Degasperi Elisabetta, Aghemo Alessio, Colombo Massimo
a Centro A.M. e A. Migliavacca, Division of Gastroenterology and Hepatology, Fondazione IRCCS Ca' Granda Ospedale Maggiore Policlinico , Università degli Studi di Milano , Via F. Sforza 35, 20122 , Milan , Italy.
Expert Opin Pharmacother. 2015;16(17):2679-88. doi: 10.1517/14656566.2015.1109631. Epub 2015 Nov 7.
Following more than 20 years of Interferon (IFN)-based treatment for hepatitis C virus (HCV), the understanding of viral life cycle led to the development of new antiviral drugs directly targeting HCV replication steps. Daclatasvir (DCV) is a potent inhibitor of non-structural NS5A HCV protein with pangenotypic activity and low-moderate barrier to resistance suitable for IFN-free combination with other direct acting antivirals (DAAs).

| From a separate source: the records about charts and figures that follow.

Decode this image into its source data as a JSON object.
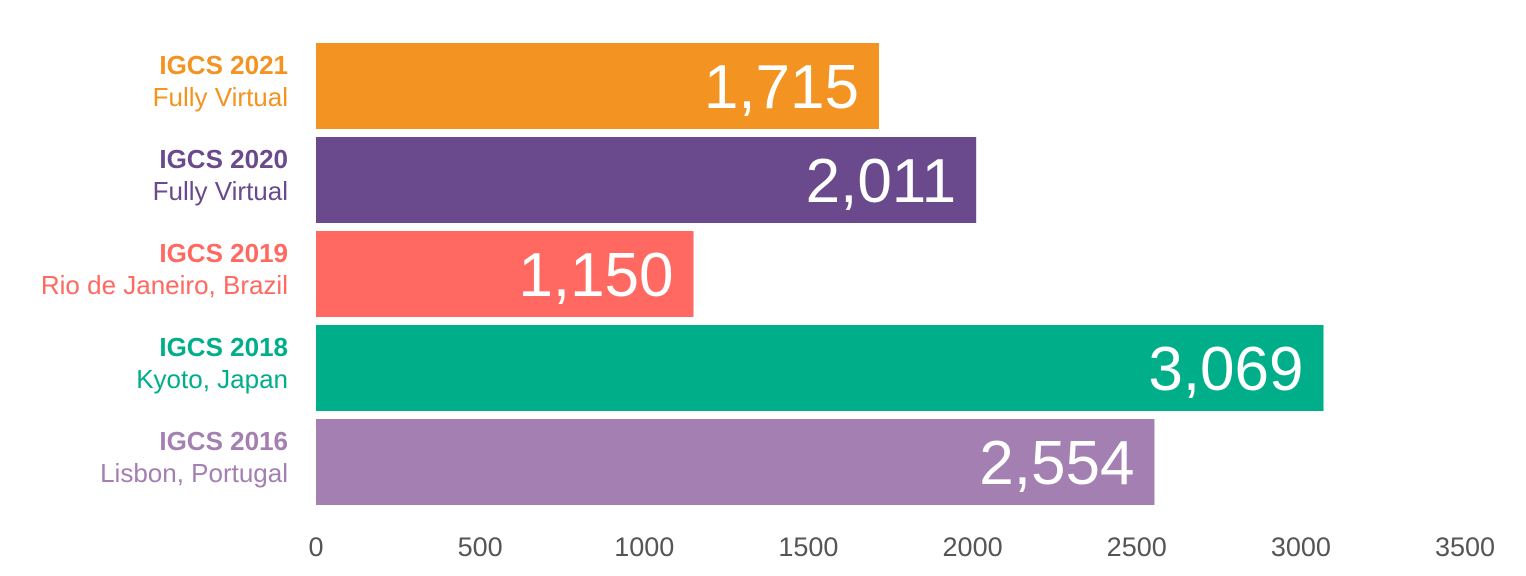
{
  "chart_data": {
    "type": "bar",
    "orientation": "horizontal",
    "categories": [
      {
        "title": "IGCS 2021",
        "subtitle": "Fully Virtual",
        "color": "#F39322"
      },
      {
        "title": "IGCS 2020",
        "subtitle": "Fully Virtual",
        "color": "#6A4A8C"
      },
      {
        "title": "IGCS 2019",
        "subtitle": "Rio de Janeiro, Brazil",
        "color": "#FF6961"
      },
      {
        "title": "IGCS 2018",
        "subtitle": "Kyoto, Japan",
        "color": "#00AF8A"
      },
      {
        "title": "IGCS 2016",
        "subtitle": "Lisbon, Portugal",
        "color": "#A47FB2"
      }
    ],
    "values": [
      1715,
      2011,
      1150,
      3069,
      2554
    ],
    "value_labels": [
      "1,715",
      "2,011",
      "1,150",
      "3,069",
      "2,554"
    ],
    "xlim": [
      0,
      3500
    ],
    "xticks": [
      0,
      500,
      1000,
      1500,
      2000,
      2500,
      3000,
      3500
    ],
    "xtick_labels": [
      "0",
      "500",
      "1000",
      "1500",
      "2000",
      "2500",
      "3000",
      "3500"
    ],
    "grid": false,
    "legend": "none"
  }
}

The present review summarizes DCV key pharmacokinetic features and results from Phase II and III trials, discussing also NS5A resistance. Main literature articles have been identified through Pubmed and Medline search; moreover, abstracts from recent international meetings on liver disease have been scrutinized.
DCV in combination with other DAAs has provided IFN-free regimens with increased efficacy and tolerability. However, suboptimal barrier to resistance and the rapid development of new second-generation NS5A inhibitors will probably make DCV a relatively short-lived drug.
在基于干扰素(IFN)治疗丙型肝炎病毒(HCV)20多年后,对病毒生命周期的了解促使开发出直接针对HCV复制步骤的新型抗病毒药物。达卡他韦(DCV)是一种有效的非结构NS5A HCV蛋白抑制剂,具有泛基因型活性,对耐药性的屏障较低至中等,适合与其他直接作用抗病毒药物(DAA)进行无IFN联合治疗。
本综述总结了DCV的关键药代动力学特征以及II期和III期试验结果,还讨论了NS5A耐药性。主要文献文章通过PubMed和Medline搜索确定;此外,还仔细研究了近期国际肝病会议的摘要。
DCV与其他DAA联合使用提供了无IFN治疗方案,提高了疗效和耐受性。然而,耐药性屏障欠佳以及新型第二代NS5A抑制剂的快速研发可能会使DCV成为一种寿命相对较短的药物。